The (optional) cnonce counter.

opaque

The (optional) opaque string requested by the server.

The struct kopts structure consists of tunables for network performance. You probably don't want to use these unless you really know what you're doing!

sndbufsz

The size of the output buffer. The output buffer is a heap-allocated region into which writes (via khttp_write(3) and khttp_head(3)) are buffered instead of being flushed directly to the wire. The buffer is flushed when it is full, when the HTTP headers are flushed, and when khttp_free(3) is invoked. If the buffer size is zero, writes are flushed immediately to the wire. If the buffer size is less than zero, it is filled with a meaningful default.

Lastly, the struct khead structure holds parsed HTTP headers.

key

Holds the HTTP header name.
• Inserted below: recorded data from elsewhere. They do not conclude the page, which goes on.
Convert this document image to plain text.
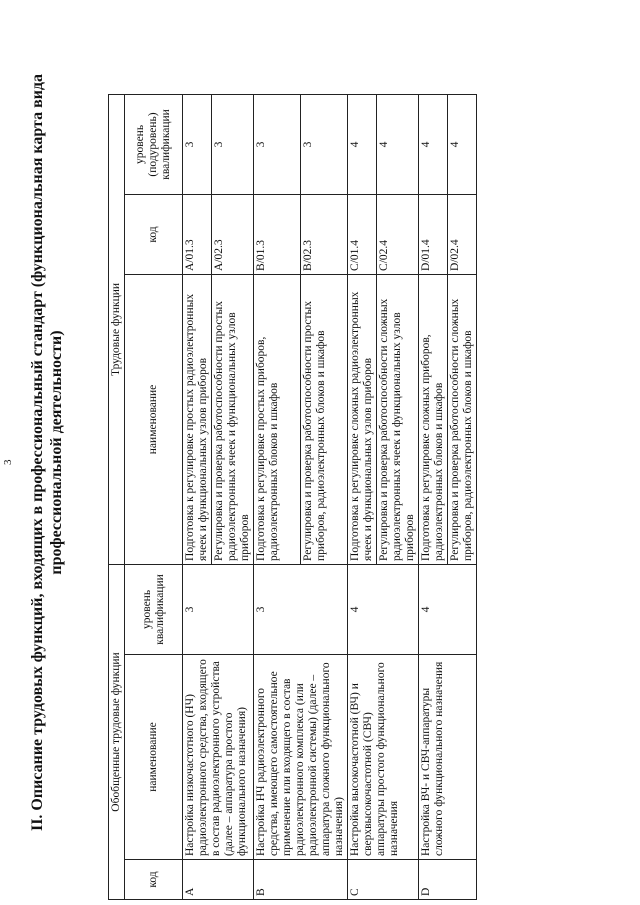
3 II. Описание трудовых функций, входящих в профессиональный стандарт (функциональная карта вида профессиональной деятельности)
Обобщенные трудовые функции			Трудовые функции		
код	наименование	уровень квалификации	наименование	код	уровень (подуровень) квалификации
A	Настройка низкочастотного (НЧ) радиоэлектронного средства, входящего в состав радиоэлектронного устройства (далее – аппаратура простого функционального назначения)	3	Подготовка к регулировке простых радиоэлектронных ячеек и функциональных узлов приборов	A/01.3	3
			Регулировка и проверка работоспособности простых радиоэлектронных ячеек и функциональных узлов приборов	A/02.3	3
B	Настройка НЧ радиоэлектронного средства, имеющего самостоятельное применение или входящего в состав радиоэлектронного комплекса (или радиоэлектронной системы) (далее – аппаратура сложного функционального назначения)	3	Подготовка к регулировке простых приборов, радиоэлектронных блоков и шкафов	B/01.3	3
			Регулировка и проверка работоспособности простых приборов, радиоэлектронных блоков и шкафов	B/02.3	3
C	Настройка высокочастотной (ВЧ) и сверхвысокочастотной (СВЧ) аппаратуры простого функционального назначения	4	Подготовка к регулировке сложных радиоэлектронных ячеек и функциональных узлов приборов	C/01.4	4
			Регулировка и проверка работоспособности сложных радиоэлектронных ячеек и функциональных узлов приборов	C/02.4	4
D	Настройка ВЧ- и СВЧ-аппаратуры сложного функционального назначения	4	Подготовка к регулировке сложных приборов, радиоэлектронных блоков и шкафов	D/01.4	4
			Регулировка и проверка работоспособности сложных приборов, радиоэлектронных блоков и шкафов	D/02.4	4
This is not the CGI header name (e.g., HTTP_COOKIE), but the reconstituted HTTP name (e.g., Coookie).

val

The opaque header value, which may be an empty string.

Variables

A number of variables are defined <kcgi.h> to simplify invocations of the khttp_parse() family. Applications are strongly suggested to use these variables (and associated enumerations) in khttp_parse() instead of overriding them with hand-rolled sets in khttp_parsex().

kmimetypes

Indexed list of common MIME types, for example, “text/html” and “application/json”. Corresponds to enum kmime enum khttp.

khttps

Indexed list of HTTP status code and identifier, for example, “200 OK”. Corresponds to enum khttp.

kschemes

Indexed list of URL schemes, for example, “https” or “ftp”. Corresponds to enum kscheme.

kmethods

Indexed list of HTTP methods, for example, “GET” and “POST”. Corresponds to enum kmethod.

ksuffixmap

Map of MIME types defined in enum kmime to possible suffixes. This array is terminated with a MIME type of KMIME__MAX and name NULL.

ksuffixes

Indexed list of canonical suffixes for MIME types corresponding to enum kmime. This may be a NULL pointer for types that have no canonical suffix, for example. “application/octet-stream”.